24-30 March 2017 #851

Hell or High Water

Hell or High Water justly joins the ranks of eight other excellent films that were nominated for “Best Picture” this year
Sophia Pande

It’s hard to come by a good western these days but Hell or High Water is one of them. It’s easy to see why it was one of the nine “Best Picture” nominees at this year’s Academy Awards (it didn’t win): it has the gravitas that the Academy tends to reward. Luckily, it also has an original mind behind it, that of Taylor Sheridan, the actor turned screenwriter who was also nominated for “Best Original Screenplay”.

While Sheridan may not have won an Oscar for his writing, he certainly deserves immense recognition for having written original source material that is insightful, surprising, brutal with reason, and a poignant, unusual hybrid of family drama, a gripping cops and cowboys chase, a heist film, and a brotherly romance without the usual nausea-inducing maudlin aspects.

The film tells the story of two brothers, Toby and Tanner Howard (Chris Pine and Ben Foster) who decide to rob the entity that did them in, systematically holding up branches of the Texas Midlands Bank across the state to get what they need to settle their mortgage and stop their ranch from being seized, after an unfair loan was foisted on their ill mother when she needed money most.

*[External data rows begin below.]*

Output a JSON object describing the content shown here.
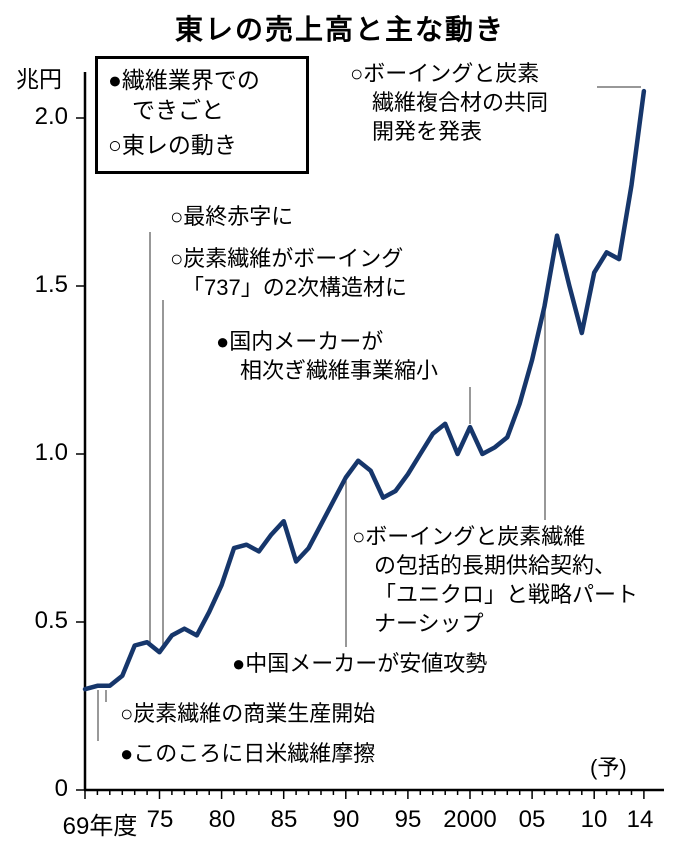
{
  "title": "東レの売上高と主な動き",
  "legend": {
    "items": [
      {
        "lines": [
          "●繊維業界での",
          "できごと"
        ]
      },
      {
        "lines": [
          "○東レの動き"
        ]
      }
    ]
  },
  "chart_data": {
    "type": "line",
    "title": "東レの売上高と主な動き",
    "unit_label": "兆円",
    "xlabel": "",
    "ylabel": "兆円",
    "ylim": [
      0,
      2.15
    ],
    "grid": false,
    "line_color": "#16366b",
    "forecast_label": "(予)",
    "x": [
      1969,
      1970,
      1971,
      1972,
      1973,
      1974,
      1975,
      1976,
      1977,
      1978,
      1979,
      1980,
      1981,
      1982,
      1983,
      1984,
      1985,
      1986,
      1987,
      1988,
      1989,
      1990,
      1991,
      1992,
      1993,
      1994,
      1995,
      1996,
      1997,
      1998,
      1999,
      2000,
      2001,
      2002,
      2003,
      2004,
      2005,
      2006,
      2007,
      2008,
      2009,
      2010,
      2011,
      2012,
      2013,
      2014
    ],
    "values": [
      0.3,
      0.31,
      0.31,
      0.34,
      0.43,
      0.44,
      0.41,
      0.46,
      0.48,
      0.46,
      0.53,
      0.61,
      0.72,
      0.73,
      0.71,
      0.76,
      0.8,
      0.68,
      0.72,
      0.79,
      0.86,
      0.93,
      0.98,
      0.95,
      0.87,
      0.89,
      0.94,
      1.0,
      1.06,
      1.09,
      1.0,
      1.08,
      1.0,
      1.02,
      1.05,
      1.15,
      1.28,
      1.44,
      1.65,
      1.5,
      1.36,
      1.54,
      1.6,
      1.58,
      1.8,
      2.08
    ],
    "y_ticks": [
      0,
      0.5,
      1.0,
      1.5,
      2.0
    ],
    "y_tick_labels": [
      "0",
      "0.5",
      "1.0",
      "1.5",
      "2.0"
    ],
    "x_tick_years": [
      1969,
      1975,
      1980,
      1985,
      1990,
      1995,
      2000,
      2005,
      2010,
      2014
    ],
    "x_tick_labels": [
      "69年度",
      "75",
      "80",
      "85",
      "90",
      "95",
      "2000",
      "05",
      "10",
      "14"
    ]
  },
  "annotations": [
    {
      "name": "boeing-joint-development",
      "lines": [
        "○ボーイングと炭素",
        "繊維複合材の共同",
        "開発を発表"
      ]
    },
    {
      "name": "net-loss",
      "lines": [
        "○最終赤字に"
      ]
    },
    {
      "name": "boeing-737-secondary",
      "lines": [
        "○炭素繊維がボーイング",
        "「737」の2次構造材に"
      ]
    },
    {
      "name": "domestic-makers-downsize",
      "lines": [
        "●国内メーカーが",
        "相次ぎ繊維事業縮小"
      ]
    },
    {
      "name": "boeing-supply-uniqlo",
      "lines": [
        "○ボーイングと炭素繊維",
        "の包括的長期供給契約、",
        "「ユニクロ」と戦略パート",
        "ナーシップ"
      ]
    },
    {
      "name": "china-makers-low-price",
      "lines": [
        "●中国メーカーが安値攻勢"
      ]
    },
    {
      "name": "carbon-fiber-commercial",
      "lines": [
        "○炭素繊維の商業生産開始"
      ]
    },
    {
      "name": "japan-us-textile-friction",
      "lines": [
        "●このころに日米繊維摩擦"
      ]
    }
  ]
}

The brothers are polar opposites. Toby is a family man estranged from his sullen wife who takes care of his two boys and holds years of unpaid child support against him. Tanner is the felon, a crazy, happy-go-lucky sociopath whose only saving grace is that he loves his brother. On their trail are Texas Rangers Marcus Hamilton (Jeff Bridges) and Alberto Parker (Gil Birmingham), an odd couple that give an insight into ingrained, casual southern racism, and the continuing plight of Native Americans (Alberto is a Comanche).

As the brothers rob bank after bank, Marcus Hamilton figures out their game (somewhat) making things more interesting. But just when you think you know what’s going to happen, things take unexpected turns, keeping everyone riveted in a beautifully shot film that shows so much more heart than the usual mainstream drama.

I cannot elaborate more on this fine film without giving things away, but I will say that Hell or High Water justly joins the ranks of eight other excellent films that were nominated for “Best Picture” this year. This is a promising turn given the dismal pickings from the past couple of years; deathly dull, derivative films have ruled in an industry where making money is the primary goal.

Hell or High Water was made for $12 million; it made $37.6 million at the box office to date and will certainly make more as it reaches DVD and other methods of home distribution. Not bad for a film that is original and full of interesting characters that actually seem like real people.